Gene therapy has been available for quite some time now. Advances in modern medical science, particularly in stem cell research, have made it possible to use DNA to compensate for malfunctioning genes in humans. The therapies have even proven effective for treating rare forms of diseases. Now, a research team in France has shown that gene therapy may be used to cure one of the most common genetic diseases in the world.
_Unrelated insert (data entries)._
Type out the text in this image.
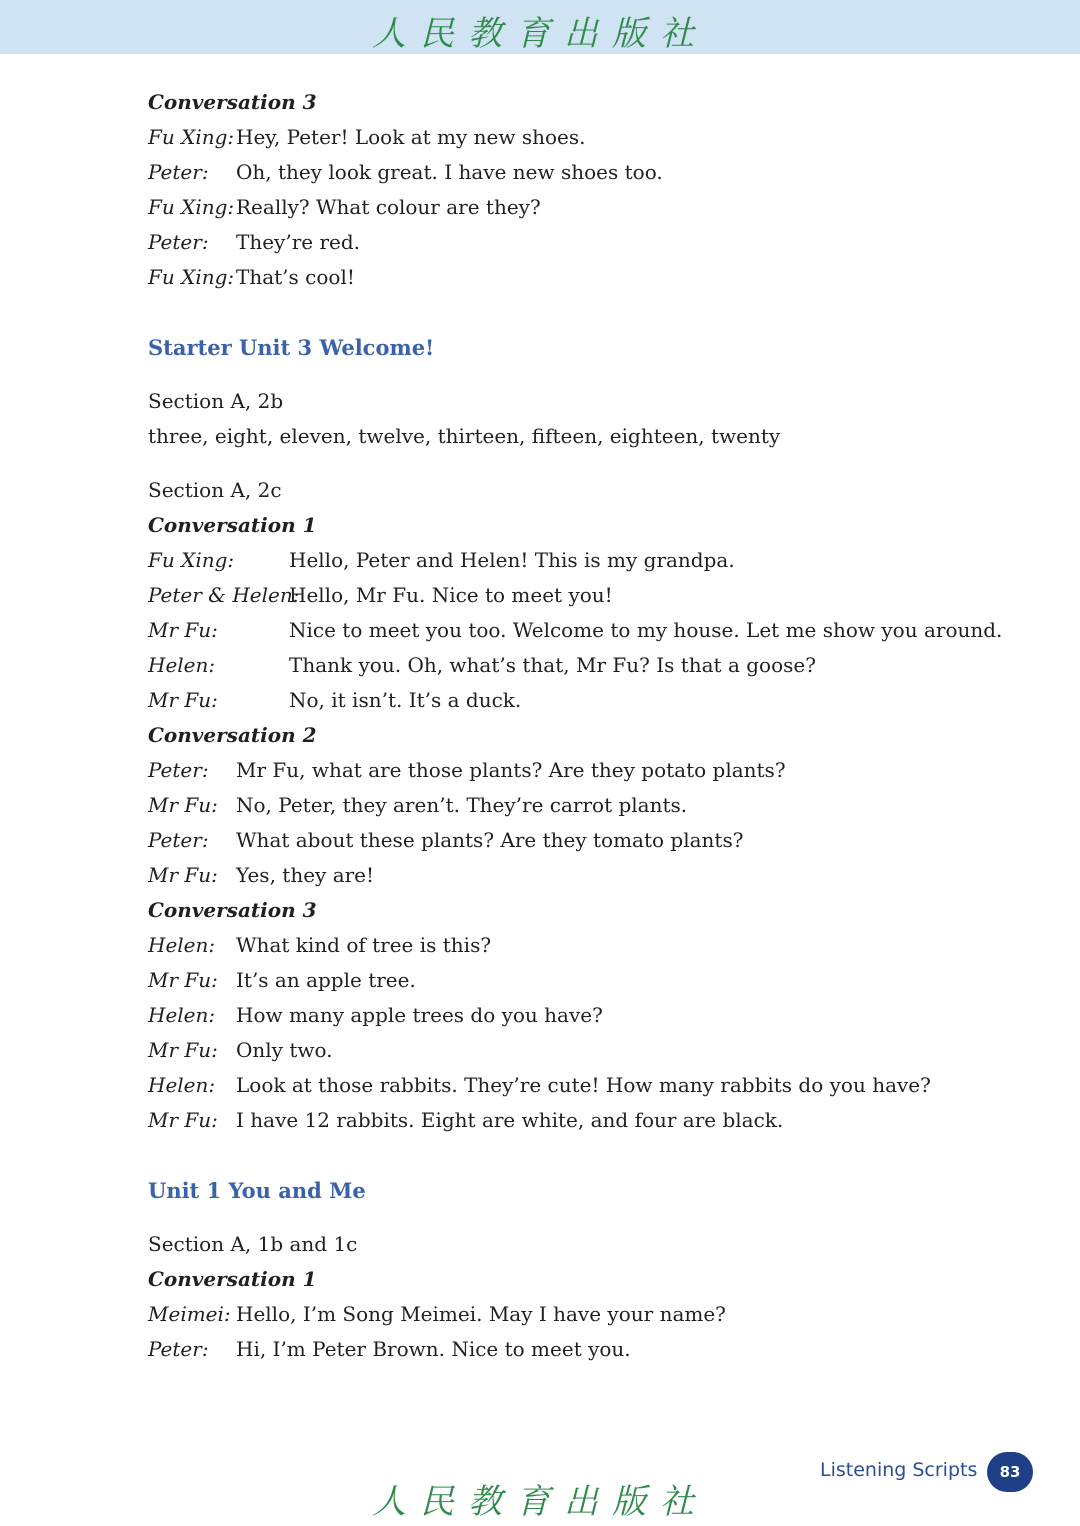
人民教育出版社
Conversation 3
Fu Xing: Hey, Peter! Look at my new shoes.
Peter:	Oh, they look great. I have new shoes too.
Fu Xing: Really? What colour are they?
Peter:	They’re red.
Fu Xing: That’s cool!
Starter Unit 3 Welcome!
Section A, 2b
three, eight, eleven, twelve, thirteen, fifteen, eighteen, twenty
Section A, 2c
Conversation 1
Fu Xing:	Hello, Peter and Helen! This is my grandpa.
Peter & Helen:
Hello, Mr Fu. Nice to meet you!
Mr Fu:	Nice to meet you too. Welcome to my house. Let me show you around.
Helen:	Thank you. Oh, what’s that, Mr Fu? Is that a goose?
Mr Fu:	No, it isn’t. It’s a duck.
Conversation 2
Peter:	Mr Fu, what are those plants? Are they potato plants?
Mr Fu: No, Peter, they aren’t. They’re carrot plants.
Peter:	What about these plants? Are they tomato plants?
Mr Fu: Yes, they are!
Conversation 3
Helen:	What kind of tree is this?
Mr Fu: It’s an apple tree.
Helen:	How many apple trees do you have?
Mr Fu: Only two.
Helen:	Look at those rabbits. They’re cute! How many rabbits do you have?
Mr Fu: I have 12 rabbits. Eight are white, and four are black.
Unit 1 You and Me
Section A, 1b and 1c
Conversation 1
Meimei: Hello, I’m Song Meimei. May I have your name?
Peter:	Hi, I’m Peter Brown. Nice to meet you.
Listening Scripts	83
人民教育出版社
The team, led by Marina Cavazzana at the Necker Children’s Hospital in Paris, conducted stem cell treatment on a teenage boy with sickle cell disease. The disease alters the blood through beta-globin mutations, which cause abnormalities in the blood protein hemoglobin. These abnormalities cause the blood cells (which have an irregular shape, like a sickle, hence their name) to clump together. Patients with sickle cell disease usually need transfusions to clear the blockages their cells cause, and some are able to have bone marrow transplants. About 5 percent of the global population has sickle cell disease, according to the WHO. In the United States alone, the CDC reports that approximately 100,000 people have sickle cell disease.
“The patient is now 15 years old and free of all previous medication,” Cavazzana said when discussing the outcome of their study. “He has been free of pain from blood vessel blockages, and has given up taking opioid painkillers.” Their research is published in the the New England Journal of Medicine.
The particular treatment given to the teenage boy at Necker Children’s Hospital began when he was 13 years old. The team took bone marrow stem cells from the boy and added mutated versions of the gene that codes for beta-globin before putting these stem cells back into the boy’s body. The mutated genes were designed to stop hemoglobin from clumping together and blocking blood vessels — the hallmark of sickle cell disease.
Two years later, the boy’s outcome looks promising. “All the tests we performed on his blood show that he’s been cured, but more certainty can only come from long-term follow-up,” Cavazzan said. Her team also treated seven other patients who also showed “promising” progress.
If the method shows success in larger scale clinical trials, “it could be a game changer,” said Deborah Gill at the University of Oxford, “The fact the team has a patient with real clinical benefit, and biological markers to prove it, is a very big deal.”
Other research involving gene therapy is also showing similar promise. One — which has already been approved by the FDA — is a potential treatment for blindness. Others look at treating Parkinson’s disease or even prolonging human life. What these studies show is that gene therapy and stem cells may be able to give hope to patients with diseases that have long been considered incurable.